この規定によって周知する対象は建物の「使用者」に対してであって、「所有者」に対してではありません。賃貸用マンションであれば実際に借りて住んでいる住人に対しての周知であって、マンションオーナーに対しての周知は不要です。
(1)自分が民泊をやりたい建物内での周知について
この場合を第9条1項が規定しています。
まずは、自分が民泊に使いたい施設内での周知です。戸建であれば問題ありませんが、マンションでの民泊の場合には自分以外の部屋全てに対して周知が必要になります。
302号室で民泊をやりたいのであれば、301号室や102号室や402号室・・・・全ての部屋への周知が必要になります。周知方法はポスティングでも良いので、実際は1階の玄関ポストにポスティングするような形になるのでしょうが、これはなかなかやっかいです。
1階がコンビニだったり、何らかの店舗が入っている場合でもそこに対する周知は必要です。
(2)自分が民泊をやりたい建物周辺の建物への周知について
こっちの場合の方が本来の周知という言葉の感覚に近いですね。ご近所さんへの周知についてです。
ア、民泊施設の敷地の境界線に接する敷地にある建物で、かつ、民泊施設より20m以内にある建物の使用者
わかりにくので図にしました。
ようは、民泊施設の敷地に隣接している建物ということです。あくまで、敷地と敷地が隣接しているかで判断します。
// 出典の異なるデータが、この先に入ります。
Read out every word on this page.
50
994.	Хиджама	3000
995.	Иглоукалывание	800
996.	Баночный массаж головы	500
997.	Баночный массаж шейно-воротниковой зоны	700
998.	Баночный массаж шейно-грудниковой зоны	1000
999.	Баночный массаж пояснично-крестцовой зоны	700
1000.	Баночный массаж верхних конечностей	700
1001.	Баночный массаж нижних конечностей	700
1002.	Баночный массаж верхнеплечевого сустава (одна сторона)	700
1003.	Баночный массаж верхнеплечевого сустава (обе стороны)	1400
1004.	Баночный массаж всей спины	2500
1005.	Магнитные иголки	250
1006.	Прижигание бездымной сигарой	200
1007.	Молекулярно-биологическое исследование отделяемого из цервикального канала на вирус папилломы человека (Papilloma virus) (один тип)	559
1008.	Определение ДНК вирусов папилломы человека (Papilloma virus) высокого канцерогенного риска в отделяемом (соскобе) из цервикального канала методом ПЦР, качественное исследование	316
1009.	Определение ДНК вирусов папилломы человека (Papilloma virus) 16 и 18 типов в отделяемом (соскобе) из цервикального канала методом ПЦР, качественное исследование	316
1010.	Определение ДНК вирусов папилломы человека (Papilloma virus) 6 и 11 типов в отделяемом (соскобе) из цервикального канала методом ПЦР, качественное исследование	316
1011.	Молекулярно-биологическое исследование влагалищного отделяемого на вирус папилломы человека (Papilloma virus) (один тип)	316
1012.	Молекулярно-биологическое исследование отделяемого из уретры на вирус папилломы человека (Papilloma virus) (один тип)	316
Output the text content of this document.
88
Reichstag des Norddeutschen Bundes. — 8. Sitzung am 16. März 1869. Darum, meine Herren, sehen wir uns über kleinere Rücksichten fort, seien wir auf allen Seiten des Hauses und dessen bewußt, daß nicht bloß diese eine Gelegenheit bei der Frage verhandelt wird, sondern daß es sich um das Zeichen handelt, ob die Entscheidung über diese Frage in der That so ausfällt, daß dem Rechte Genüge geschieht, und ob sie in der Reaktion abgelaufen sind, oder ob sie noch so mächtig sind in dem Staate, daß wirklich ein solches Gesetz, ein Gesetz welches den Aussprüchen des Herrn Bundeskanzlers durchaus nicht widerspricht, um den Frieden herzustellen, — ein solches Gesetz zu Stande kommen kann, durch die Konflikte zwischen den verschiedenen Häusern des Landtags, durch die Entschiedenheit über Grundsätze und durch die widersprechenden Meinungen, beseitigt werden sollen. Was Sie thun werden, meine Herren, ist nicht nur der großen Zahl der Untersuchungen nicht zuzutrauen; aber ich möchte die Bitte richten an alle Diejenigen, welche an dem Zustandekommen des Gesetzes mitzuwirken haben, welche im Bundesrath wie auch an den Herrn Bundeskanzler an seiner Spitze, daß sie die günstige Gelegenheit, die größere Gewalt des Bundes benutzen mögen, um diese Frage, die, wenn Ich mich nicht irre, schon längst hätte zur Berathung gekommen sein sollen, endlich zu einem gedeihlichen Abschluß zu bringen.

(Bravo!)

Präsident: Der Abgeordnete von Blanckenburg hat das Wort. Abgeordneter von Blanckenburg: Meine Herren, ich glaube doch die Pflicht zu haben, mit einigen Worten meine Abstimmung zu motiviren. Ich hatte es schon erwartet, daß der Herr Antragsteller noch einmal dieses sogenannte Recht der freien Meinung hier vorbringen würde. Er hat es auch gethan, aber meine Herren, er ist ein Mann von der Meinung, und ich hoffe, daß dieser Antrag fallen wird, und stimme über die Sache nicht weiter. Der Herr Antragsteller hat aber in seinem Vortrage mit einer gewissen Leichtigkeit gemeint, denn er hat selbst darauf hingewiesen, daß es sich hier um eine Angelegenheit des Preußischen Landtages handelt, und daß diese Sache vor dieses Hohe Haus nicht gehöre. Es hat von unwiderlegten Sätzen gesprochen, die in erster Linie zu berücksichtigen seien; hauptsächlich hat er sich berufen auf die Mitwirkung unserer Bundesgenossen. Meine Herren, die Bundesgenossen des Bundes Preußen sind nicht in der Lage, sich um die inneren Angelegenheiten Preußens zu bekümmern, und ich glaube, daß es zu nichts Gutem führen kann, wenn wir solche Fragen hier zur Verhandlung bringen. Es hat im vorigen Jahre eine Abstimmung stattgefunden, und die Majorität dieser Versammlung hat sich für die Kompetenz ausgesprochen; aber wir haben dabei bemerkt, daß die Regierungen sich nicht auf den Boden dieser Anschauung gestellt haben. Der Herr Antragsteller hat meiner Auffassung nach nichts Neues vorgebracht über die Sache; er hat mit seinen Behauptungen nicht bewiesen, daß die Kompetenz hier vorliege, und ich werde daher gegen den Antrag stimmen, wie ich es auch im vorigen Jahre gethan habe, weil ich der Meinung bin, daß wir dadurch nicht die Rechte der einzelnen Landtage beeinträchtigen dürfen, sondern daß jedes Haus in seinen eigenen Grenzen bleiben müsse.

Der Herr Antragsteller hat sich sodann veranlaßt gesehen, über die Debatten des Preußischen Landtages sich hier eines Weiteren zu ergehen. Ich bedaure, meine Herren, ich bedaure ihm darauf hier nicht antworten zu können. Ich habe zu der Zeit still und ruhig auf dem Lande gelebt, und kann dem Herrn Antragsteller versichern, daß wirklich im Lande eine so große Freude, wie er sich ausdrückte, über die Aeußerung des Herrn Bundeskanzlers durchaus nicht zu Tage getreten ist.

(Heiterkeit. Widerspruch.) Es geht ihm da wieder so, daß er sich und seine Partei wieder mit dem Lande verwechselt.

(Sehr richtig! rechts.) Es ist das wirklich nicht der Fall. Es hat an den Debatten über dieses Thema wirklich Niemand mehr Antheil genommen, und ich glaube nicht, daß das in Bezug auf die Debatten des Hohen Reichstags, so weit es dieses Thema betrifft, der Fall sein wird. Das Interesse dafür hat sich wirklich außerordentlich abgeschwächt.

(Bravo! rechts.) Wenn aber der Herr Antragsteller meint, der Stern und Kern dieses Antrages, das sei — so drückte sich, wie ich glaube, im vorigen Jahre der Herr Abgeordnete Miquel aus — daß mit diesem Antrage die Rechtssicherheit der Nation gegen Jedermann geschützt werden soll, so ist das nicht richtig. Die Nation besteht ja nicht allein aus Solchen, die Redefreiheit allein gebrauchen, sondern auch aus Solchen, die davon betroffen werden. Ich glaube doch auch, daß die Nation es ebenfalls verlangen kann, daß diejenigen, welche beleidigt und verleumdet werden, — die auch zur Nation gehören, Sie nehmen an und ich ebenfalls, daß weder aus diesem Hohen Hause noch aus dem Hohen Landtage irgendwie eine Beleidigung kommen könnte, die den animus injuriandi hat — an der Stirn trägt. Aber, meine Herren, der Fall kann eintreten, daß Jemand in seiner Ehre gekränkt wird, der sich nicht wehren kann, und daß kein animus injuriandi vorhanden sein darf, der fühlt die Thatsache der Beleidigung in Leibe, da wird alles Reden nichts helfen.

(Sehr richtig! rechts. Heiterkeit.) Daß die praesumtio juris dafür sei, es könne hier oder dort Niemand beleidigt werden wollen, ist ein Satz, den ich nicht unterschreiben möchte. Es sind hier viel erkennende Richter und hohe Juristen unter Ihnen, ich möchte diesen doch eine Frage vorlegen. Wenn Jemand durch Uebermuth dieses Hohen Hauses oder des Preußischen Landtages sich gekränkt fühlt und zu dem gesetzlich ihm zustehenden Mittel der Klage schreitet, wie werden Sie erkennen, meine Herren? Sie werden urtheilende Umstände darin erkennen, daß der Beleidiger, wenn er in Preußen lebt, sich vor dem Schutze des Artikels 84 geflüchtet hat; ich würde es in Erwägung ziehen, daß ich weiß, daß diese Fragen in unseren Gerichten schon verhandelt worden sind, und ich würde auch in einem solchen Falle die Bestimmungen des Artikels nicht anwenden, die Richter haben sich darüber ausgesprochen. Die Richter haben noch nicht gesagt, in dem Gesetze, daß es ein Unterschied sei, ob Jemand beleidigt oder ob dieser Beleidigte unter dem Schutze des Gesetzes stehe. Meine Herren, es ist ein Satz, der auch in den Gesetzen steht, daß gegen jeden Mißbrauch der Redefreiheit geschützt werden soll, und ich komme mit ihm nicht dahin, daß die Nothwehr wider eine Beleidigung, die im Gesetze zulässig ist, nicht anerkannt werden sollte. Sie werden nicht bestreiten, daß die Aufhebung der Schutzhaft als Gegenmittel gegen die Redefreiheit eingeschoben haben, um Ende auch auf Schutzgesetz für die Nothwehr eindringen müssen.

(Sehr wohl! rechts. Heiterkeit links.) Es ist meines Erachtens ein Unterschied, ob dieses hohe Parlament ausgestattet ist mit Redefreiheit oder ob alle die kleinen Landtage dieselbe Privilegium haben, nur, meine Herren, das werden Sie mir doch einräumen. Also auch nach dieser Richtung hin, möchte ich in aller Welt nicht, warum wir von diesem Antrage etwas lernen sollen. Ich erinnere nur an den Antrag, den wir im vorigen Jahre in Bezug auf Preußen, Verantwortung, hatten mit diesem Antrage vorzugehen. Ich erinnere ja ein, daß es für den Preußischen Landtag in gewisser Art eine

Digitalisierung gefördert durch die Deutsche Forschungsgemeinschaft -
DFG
民泊施設からの外壁基準で20m以内の建物のみが対象ですので、民泊施設より20m以上離れている場合は、対象外となります。左の建物はマンションですが、その場合にはマンションの住人全てに周知が必要です。全ての部屋にポスティングが必要になります。
イ、民泊施設の敷地の境界線に接している部分が道路や公園の場合
この場合には、まずは①民泊施設の外壁から近隣建物の外壁までが20m以内にあるか②道路、公園を挟んで隣接する建物の敷地の境界線までの水平距離が民泊施設の敷地の境界線から10m以内か、で判断します。
①外壁までが20m以内で、なおかつ、民泊施設の敷地境界線から10m以内であれば、その建物の使用者には周知が必要となります。
かなりわかりにくいので、図でどうぞ。
下の家の住人への周知は不要です。なぜなら、道路の幅が11mですので、それでは民泊施設の敷地境界線から道路、公園を挟んで隣接する建物の敷地境界線まで10m以内という要件を満たさないからです。
反対に右側の家の住人へは周知が必要です。なぜなら、道路の幅は8mしかありませんので、民泊施設の敷地境界線から10m以内という要件を満たしてしまうからです。
民泊施設の近隣住民への周知については、マンションであればかなり厳しい要件となってきます。反対に戸建であれば立地条件にもよりますが、クリアできない基準ではないと思います。